University of Poonch Rawalakot (UPR)
- Motto: Enter to learn, leave to serve!
- Type: Public
- Established: 2014; 12 years ago
- Affiliations: Pakistan Veterinary Medical Council
- Chancellor: Sultan Mehmood Chaudhry, president of Azad Jammu and Kashmir
- Vice-Chancellor: Dr. Zakria Zakar
- Location: Rawalakot, Azad Kashmir, Pakistan 33°50′45″N 73°46′27″E﻿ / ﻿33.845750°N 73.774149°E
- Website: upr.edu.pk

= University of Poonch =

University in Azad Kashmir, Pakistan

University of Poonch is a public university located in Rawalakot, Azad Kashmir, Pakistan. The university has 3 different campuses: The Main campus in Rawalakot, the Kahuta campus, and the Mong campus. As of 2017, the university has 7 faculties consisting of 26 departments.

== Faculties ==

The university has seven faculties comprising 26 departments:

Faculty of Agriculture:

Departments: Food science & Technology, Agricultural economics, Horticulture, Entomology, Agronomy, Plant pathology, Plant breeding & Molecular genetics, and Soil & Environmental sciences.

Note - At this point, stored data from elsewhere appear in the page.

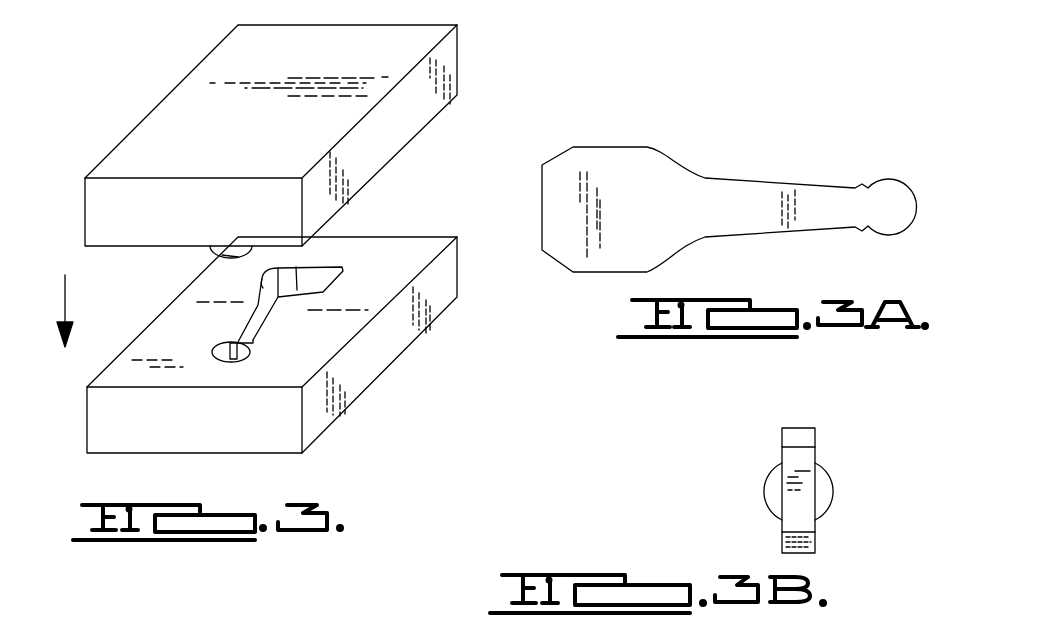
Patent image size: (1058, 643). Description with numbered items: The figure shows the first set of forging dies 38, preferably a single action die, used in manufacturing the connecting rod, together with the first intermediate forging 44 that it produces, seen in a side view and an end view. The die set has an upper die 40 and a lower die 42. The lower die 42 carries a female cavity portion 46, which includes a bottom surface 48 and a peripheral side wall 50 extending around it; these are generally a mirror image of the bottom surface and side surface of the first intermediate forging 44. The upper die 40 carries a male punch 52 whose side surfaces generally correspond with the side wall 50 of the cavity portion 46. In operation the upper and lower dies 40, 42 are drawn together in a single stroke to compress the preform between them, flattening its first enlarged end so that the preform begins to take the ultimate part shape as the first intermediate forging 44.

In FIG. 3, the first set of forging dies 38 is at (110, 99).
In FIG. 3, the upper die 40 is at (268, 127).
In FIG. 3, the lower die 42 is at (353, 378).
In FIG. 3A, the first intermediate forging 44 is at (704, 161).
In FIG. 3B, the first intermediate forging 44 is at (757, 470).
In FIG. 3, the cavity portion 46 is at (320, 272).
In FIG. 3, the bottom surface 48 is at (281, 304).
In FIG. 3, the peripheral side wall 50 is at (259, 281).
In FIG. 3, the punch 52 is at (221, 257).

Faculty of Medical & Health sciences:

Departments: Pharmacy, and Eastern medicine & Surgery.

Faculty of Management sciences:

Departments: Business administration, and Commerce.

Faculty of Basic & Applied sciences:

Departments: Computer sciences, Chemistry, Physics, Zoology, Mathematics, Botany, and Earth sciences.

Faculty of Humanities and Social sciences:

Departments: Economics, English, Sociology, Psychology, and Islamic studies.

Faculty of Engineering & Technology:

Departments: Electrical engineering.

Faculty of Veterinary & Animal sciences:

Departments: Veterinary & Animal sciences.

== Affiliation ==

The university of Poonch is affiliated with the Pakistan Veterinary Medical Council.

== Recognition ==

In addition to its affiliate, the university is also recognized by institutions including the Higher Education Commission of Pakistan, the Pharmacy Council of Pakistan, and the National Council for Tibb.